Serving on MC’s board of directors is Roy V. Armes, president and CEO of Cooper Tire & Rubber in Findlay, Ohio. He presided over a lock out of about 1,000 Steelworkers who rejected the company’s wage and other concession demands. MC board member Virgis Colbert is from MillerCoors, which has its own labor relations baggage, most recently in Milwaukee where it stalled contract talks with 500 Brewery Workers and then called out police over a peaceful labor protest. Like MC, Cooper and MillerCoors are profitable companies with handsome rewards for executives.
A pivotal player in direct negotiations sits on a lower rung of MC’s corporate ladder. Harry Wayne Bunch is not on the board, nor is he one of the senior management listed on the company’s web site, but Machinists know him well. He was MC’s main mouthpiece during IAM’s crane talks and is again now that the food service unit is in bargaining.
Bunch is MC’s vice president of Global Labor Relations, a job he’s had for about two years. From 1995 to 2008 he was at Tenneco, a vast auto parts company headquartered in Illinois. He was VP of human resources when the 40 members of United Auto Workers Local 660 struck in 2004 over Tenneco’s demand to eliminate retiree health insurance; the company permanently replaced them. The union was finally busted by a Bush II NLRB ruling in April 2008.

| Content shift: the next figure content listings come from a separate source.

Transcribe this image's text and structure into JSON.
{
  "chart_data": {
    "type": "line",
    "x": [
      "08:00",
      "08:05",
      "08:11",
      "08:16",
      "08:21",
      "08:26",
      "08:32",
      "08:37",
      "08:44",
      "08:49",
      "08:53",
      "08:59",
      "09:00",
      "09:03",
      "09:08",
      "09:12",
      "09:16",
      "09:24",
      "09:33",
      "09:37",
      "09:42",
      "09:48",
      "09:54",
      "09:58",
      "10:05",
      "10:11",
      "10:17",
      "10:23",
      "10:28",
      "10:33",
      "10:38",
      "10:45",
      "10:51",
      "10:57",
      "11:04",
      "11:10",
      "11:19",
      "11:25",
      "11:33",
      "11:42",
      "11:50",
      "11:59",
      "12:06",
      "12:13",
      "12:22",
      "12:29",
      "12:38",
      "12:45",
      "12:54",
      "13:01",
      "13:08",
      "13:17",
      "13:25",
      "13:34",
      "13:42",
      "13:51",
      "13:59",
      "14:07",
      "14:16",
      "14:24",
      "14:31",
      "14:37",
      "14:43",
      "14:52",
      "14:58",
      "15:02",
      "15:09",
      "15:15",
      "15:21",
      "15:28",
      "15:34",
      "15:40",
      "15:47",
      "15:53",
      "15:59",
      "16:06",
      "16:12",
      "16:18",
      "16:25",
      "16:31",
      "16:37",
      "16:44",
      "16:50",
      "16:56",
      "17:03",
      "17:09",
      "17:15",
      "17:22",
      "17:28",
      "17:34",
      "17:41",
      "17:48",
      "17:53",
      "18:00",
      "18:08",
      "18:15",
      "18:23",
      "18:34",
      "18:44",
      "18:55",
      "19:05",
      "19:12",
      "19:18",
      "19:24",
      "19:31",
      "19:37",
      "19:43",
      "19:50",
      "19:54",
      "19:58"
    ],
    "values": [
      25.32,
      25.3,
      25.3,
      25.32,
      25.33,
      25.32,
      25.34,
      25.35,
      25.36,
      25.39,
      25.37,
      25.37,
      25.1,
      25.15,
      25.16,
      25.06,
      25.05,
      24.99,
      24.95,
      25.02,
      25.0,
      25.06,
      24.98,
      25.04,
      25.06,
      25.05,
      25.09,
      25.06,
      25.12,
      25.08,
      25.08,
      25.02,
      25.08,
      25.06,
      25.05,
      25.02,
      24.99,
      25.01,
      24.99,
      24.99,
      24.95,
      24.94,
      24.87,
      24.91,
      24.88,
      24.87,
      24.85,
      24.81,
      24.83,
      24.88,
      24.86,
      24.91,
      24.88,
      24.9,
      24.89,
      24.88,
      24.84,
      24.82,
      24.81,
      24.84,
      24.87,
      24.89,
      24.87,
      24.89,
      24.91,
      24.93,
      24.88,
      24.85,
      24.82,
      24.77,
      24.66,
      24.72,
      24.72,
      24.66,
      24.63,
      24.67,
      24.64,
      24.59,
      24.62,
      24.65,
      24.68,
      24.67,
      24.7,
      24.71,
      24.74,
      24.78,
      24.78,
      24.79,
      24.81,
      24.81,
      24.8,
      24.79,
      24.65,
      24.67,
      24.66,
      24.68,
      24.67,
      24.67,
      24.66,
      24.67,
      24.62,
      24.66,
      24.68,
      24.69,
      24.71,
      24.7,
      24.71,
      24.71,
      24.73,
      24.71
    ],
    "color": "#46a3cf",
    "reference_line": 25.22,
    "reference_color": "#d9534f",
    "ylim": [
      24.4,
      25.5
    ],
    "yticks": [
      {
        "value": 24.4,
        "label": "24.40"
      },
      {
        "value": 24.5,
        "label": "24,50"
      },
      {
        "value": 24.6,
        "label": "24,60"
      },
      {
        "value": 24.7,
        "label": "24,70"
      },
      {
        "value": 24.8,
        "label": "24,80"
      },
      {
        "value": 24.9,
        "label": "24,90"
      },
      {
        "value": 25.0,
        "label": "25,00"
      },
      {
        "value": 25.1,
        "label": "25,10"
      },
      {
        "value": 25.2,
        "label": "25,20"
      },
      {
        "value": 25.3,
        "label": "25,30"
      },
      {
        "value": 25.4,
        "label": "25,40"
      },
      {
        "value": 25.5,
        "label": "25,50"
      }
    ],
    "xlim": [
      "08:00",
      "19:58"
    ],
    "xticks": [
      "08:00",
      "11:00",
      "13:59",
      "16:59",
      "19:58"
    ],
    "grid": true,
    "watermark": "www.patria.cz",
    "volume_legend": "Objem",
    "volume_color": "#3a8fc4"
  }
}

Between 1979 and 1995, Bunch was busy at International Paper in various HR capacities. He got promoted to manager of employee relations in 1987, right around the time the company locked out and replaced 13,000 workers in Alabama and was subsequently struck by thousands more in three other states, including Wisconsin, over concession demands and toxic working conditions. The most notorious battle was with the 1250 striking members of United Paperworkers Local 14 in Jay, Maine. Just like the Auto Workers under Bunch after them, they, too, were permanently replaced, their union decertified.
Also working on behalf of Manitowoc Company is the law firm of Buelow Vetter, which—like Bunch—specializes in “union avoidance,” decertification and such, a.k.a. union busting. Located in (where else?) the Republican enclave of Waukesha, the firm was formed in March 2010 by some lawyers from another law office who wanted to work in a “flexible business model,” according to firm president Robert Buikema. Business has been brisk.
The firm’s web site lists a host of services in the arena of labor law, mostly how to get around it. It has helpful hints in how to maintain a “union-free workplace,” including advising employers on “what they can lawfully do to prevail when an election occurs.” How else can this be interpreted but busting a union after it’s been certified? They also have services for “public sector labor relations” and “strikes & picketing.” MC has recently taken steps to discipline at least one striking IAM member for activities while he was off both the company payroll and the company property.
Whatever the relationships on the bosses’ side of the bargaining table—and just from what pops up on Google, they are complex and formidable—one thing is abundantly clear: The unions at Manitowoc Company and everywhere else in the known universe had better hope for the best but prepare for the worst as employers, private and public, will undoubtedly press for so-called “right to work” by other means—and by any means necessary.